複数の欧州メディア及び情報筋が伝えたところによると、F1に参戦するスクーデリア・トロ・ロッソがレースドライバーを務めるカルロス・サインツを放出、ルノー・スポールF1への移籍が内々で合意されたという。現在ルノーのレースドライバーを務めるジョリオン・パーマーはシートを失う見通しだ。
ホンダを望んだレッドブル
ルノーは、マクラーレンにエンジンを供給する見返りとして、サインツの移籍を要求していたとされる。マクラーレン・ホンダを巡る一連の騒動に一見無関係なトロ・ロッソだが、チームを所有するレッドブルは同チームへのホンダエンジン搭載に積極的であったようだ。中堅の雄はルノーの要求を呑む代わりに、ホンダエンジンとマクラーレン製ギアボックスを得る見込みとなった。
仮にホンダがF1を撤退した場合、マクラーレンは無条件にルノーエンジンを希望できるため、ルノーがトロ・ロッソに条件を突きつける道理はなくなる。そのため、サインツの移籍はホンダが来季以降もF1に留まり、トロ・ロッソに対してエンジンを供給することの強い現れと言える。
FIA国際自動車連盟が介入してきたことで、ホンダが今季限りでF1を撤退する可能性が浮上したものの、事態は参戦継続に向けて一転した。マクラーレン・ルノーとトロロッソ・ホンダ誕生の正式発表は秒読み段階に入ったと言えそうだ。
ルノー製パワーユニットを得ることによって、フェルナンド・アロンソがマクラーレンに留まるのはほぼ確実な情勢となった。アロンソはホンダを批判し続けており、本人は否定したものの、来季もホンダを継続するのであればチームを離脱すると仄めかしていた。
英Autosportによれば、サインツの移籍契約は2018年から有効となる見通しである一方、早ければマレーシアGPでサインツがルノー入りする可能性もあるという。今年数々のマシントラブルに見舞われているパーマーは、チームメイトのニコ・ヒュルケンベルグが34ポイントを獲得している一方で0ポイントに留まっている。
トロロッソ・ホンダ誕生を示唆するガスリー
9月10日(日)に行われたスーパーフォーミュラ第5戦オートポリス、優勝を果たしたピエール・ガスリー(チーム無限)は「数日中に何かニュースがあるかもしれない。マレーシアで走れたら良いね」とシーズン中のトロ・ロッソ昇格の可能性を匂わせた。AS-WEBが伝えた。サインツの穴を埋める有力候補は、レッドブル育成ドライバーにして今年から日本のトップフォーミュラで戦うガスリーのみ。ガスリーの発言は、ホンダとトロ・ロッソの提携を暗示している。

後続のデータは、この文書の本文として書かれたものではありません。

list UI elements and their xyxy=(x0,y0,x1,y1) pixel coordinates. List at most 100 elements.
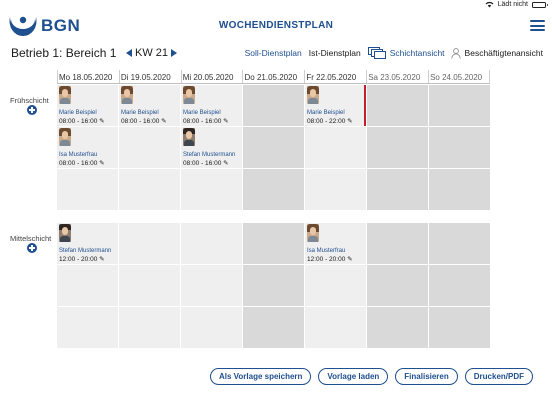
battery-icon xyxy=(532,1,548,8)
logo-text: BGN xyxy=(41,16,81,35)
assignment-card[interactable]: Marie Beispiel 08:00 - 16:00 ✎ xyxy=(183,86,229,125)
shift-label-mittel: Mittelschicht xyxy=(10,234,52,243)
page-title: WOCHENDIENSTPLAN xyxy=(218,20,334,31)
shift-cell[interactable]: Marie Beispiel 08:00 - 16:00 ✎ xyxy=(119,85,180,126)
employee-name: Stefan Mustermann xyxy=(59,248,112,254)
view-tabs: Soll-Dienstplan Ist-Dienstplan Schichtan… xyxy=(245,47,543,59)
avatar xyxy=(59,86,71,104)
shift-view-icon[interactable] xyxy=(367,47,386,59)
shift-cell[interactable] xyxy=(181,169,242,210)
employee-name: Isa Musterfrau xyxy=(307,248,346,254)
wifi-icon xyxy=(485,1,494,8)
shift-cell[interactable] xyxy=(181,265,242,306)
location-selector[interactable]: Betrieb 1: Bereich 1 xyxy=(11,46,116,60)
action-buttons: Als Vorlage speichern Vorlage laden Fina… xyxy=(209,368,533,385)
shift-cell[interactable] xyxy=(243,307,304,348)
assignment-card[interactable]: Marie Beispiel 08:00 - 16:00 ✎ xyxy=(121,86,167,125)
shift-cell[interactable] xyxy=(243,169,304,210)
print-pdf-button[interactable]: Drucken/PDF xyxy=(464,368,533,385)
shift-cell[interactable]: Marie Beispiel 08:00 - 22:00 ✎ xyxy=(305,85,366,126)
assignment-card[interactable]: Stefan Mustermann 08:00 - 16:00 ✎ xyxy=(183,128,235,167)
assignment-card[interactable]: Isa Musterfrau 08:00 - 16:00 ✎ xyxy=(59,128,105,167)
shift-cell[interactable] xyxy=(57,169,118,210)
add-shift-frueh-icon[interactable] xyxy=(27,105,37,115)
shift-cell[interactable] xyxy=(305,127,366,168)
shift-cell[interactable] xyxy=(429,85,490,126)
shift-cell[interactable] xyxy=(181,307,242,348)
save-as-template-button[interactable]: Als Vorlage speichern xyxy=(209,368,312,385)
column-divider xyxy=(428,70,429,84)
shift-grid-mittel: Stefan Mustermann 12:00 - 20:00 ✎ Isa Mu… xyxy=(57,223,490,348)
column-divider xyxy=(304,70,305,84)
tab-ist-dienstplan[interactable]: Ist-Dienstplan xyxy=(309,48,361,58)
shift-cell[interactable]: Marie Beispiel 08:00 - 16:00 ✎ xyxy=(57,85,118,126)
shift-cell[interactable] xyxy=(367,85,428,126)
shift-cell[interactable] xyxy=(305,265,366,306)
shift-cell[interactable] xyxy=(119,307,180,348)
shift-cell[interactable] xyxy=(367,265,428,306)
employee-name: Marie Beispiel xyxy=(59,110,97,116)
shift-cell[interactable] xyxy=(243,265,304,306)
hamburger-menu-icon[interactable] xyxy=(530,20,545,31)
shift-cell[interactable] xyxy=(119,223,180,264)
shift-cell[interactable] xyxy=(243,85,304,126)
toolbar: Betrieb 1: Bereich 1 KW 21 Soll-Dienstpl… xyxy=(0,43,552,63)
assignment-card[interactable]: Marie Beispiel 08:00 - 16:00 ✎ xyxy=(59,86,105,125)
column-divider xyxy=(181,70,182,84)
shift-cell[interactable] xyxy=(429,265,490,306)
shift-cell[interactable]: Stefan Mustermann 12:00 - 20:00 ✎ xyxy=(57,223,118,264)
shift-time: 08:00 - 16:00 ✎ xyxy=(183,160,229,167)
status-bar: Lädt nicht xyxy=(0,0,552,11)
employee-name: Marie Beispiel xyxy=(121,110,159,116)
column-divider xyxy=(119,70,120,84)
shift-cell[interactable]: Isa Musterfrau 12:00 - 20:00 ✎ xyxy=(305,223,366,264)
tab-schichtansicht[interactable]: Schichtansicht xyxy=(390,48,445,58)
avatar xyxy=(307,86,319,104)
previous-week-icon[interactable] xyxy=(126,49,132,57)
shift-cell[interactable] xyxy=(119,127,180,168)
shift-time: 08:00 - 16:00 ✎ xyxy=(59,160,105,167)
shift-cell[interactable] xyxy=(367,223,428,264)
shift-time: 08:00 - 16:00 ✎ xyxy=(59,118,105,125)
shift-cell[interactable] xyxy=(367,169,428,210)
tab-beschaeftigtenansicht[interactable]: Beschäftigtenansicht xyxy=(465,48,543,58)
bgn-logo-mark-icon xyxy=(9,16,37,37)
app-header: BGN WOCHENDIENSTPLAN xyxy=(0,11,552,41)
shift-cell[interactable]: Marie Beispiel 08:00 - 16:00 ✎ xyxy=(181,85,242,126)
finalize-button[interactable]: Finalisieren xyxy=(395,368,458,385)
shift-cell[interactable] xyxy=(367,307,428,348)
shift-cell[interactable] xyxy=(57,307,118,348)
shift-cell[interactable] xyxy=(243,127,304,168)
shift-cell[interactable] xyxy=(119,169,180,210)
person-icon[interactable] xyxy=(450,47,461,59)
avatar xyxy=(59,224,71,242)
tab-soll-dienstplan[interactable]: Soll-Dienstplan xyxy=(245,48,302,58)
week-navigator: KW 21 xyxy=(126,47,178,59)
shift-cell[interactable]: Isa Musterfrau 08:00 - 16:00 ✎ xyxy=(57,127,118,168)
shift-cell[interactable] xyxy=(429,307,490,348)
shift-cell[interactable] xyxy=(57,265,118,306)
load-template-button[interactable]: Vorlage laden xyxy=(318,368,389,385)
shift-cell[interactable] xyxy=(429,127,490,168)
shift-cell[interactable] xyxy=(429,169,490,210)
bgn-logo[interactable]: BGN xyxy=(8,14,80,38)
assignment-card[interactable]: Marie Beispiel 08:00 - 22:00 ✎ xyxy=(307,86,353,125)
shift-cell[interactable]: Stefan Mustermann 08:00 - 16:00 ✎ xyxy=(181,127,242,168)
column-divider xyxy=(57,70,58,84)
shift-cell[interactable] xyxy=(367,127,428,168)
employee-name: Isa Musterfrau xyxy=(59,152,98,158)
menu-bar xyxy=(530,29,545,31)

今季2勝目を挙げたガスリーはランキングでも2位に浮上、前戦もてぎから導入されたソフトタイヤの妙もあり、立て続けに勝利をかっさらっている。無限の監督を務める手塚長孝は「ピエールを勝たせなきゃという想いがあった」と心の内を明かした。
松下信治のトロ・ロッソ起用
ジャーナリストのジェニー・ガウによれば、トロ・ロッソはホンダとのパートナーシップを心から歓迎しており、ホンダはF1に日本人ドライバーを復活させることに期待を寄せているという。マクラーレンの開発ドライバーを務める松下信治がチームから放出される事はほぼ確実であり、その代わりには英国人ドライバーのランド・ノリスが収まる事が予想される。マクラーレンは欧州フォーミュラ3選手権に参戦しているノリスを高く評価、CEOを務めるザク・ブラウンは「未来のF1ワールドチャンピオン」と高い期待を寄せている。
ホンダが松下をトロ・ロッソで起用したいのは明らかであるが、松下はF1を走行するためのスーパーライセンスポイント要件を満たしていない。今年F2シリーズに参戦している松下は、F1出走条件を満たすために最低でも年間ランキング3位に入る必要がある。残り2戦を残した現在ランキング6位につけており、3位との差は37ポイントと小さくはない。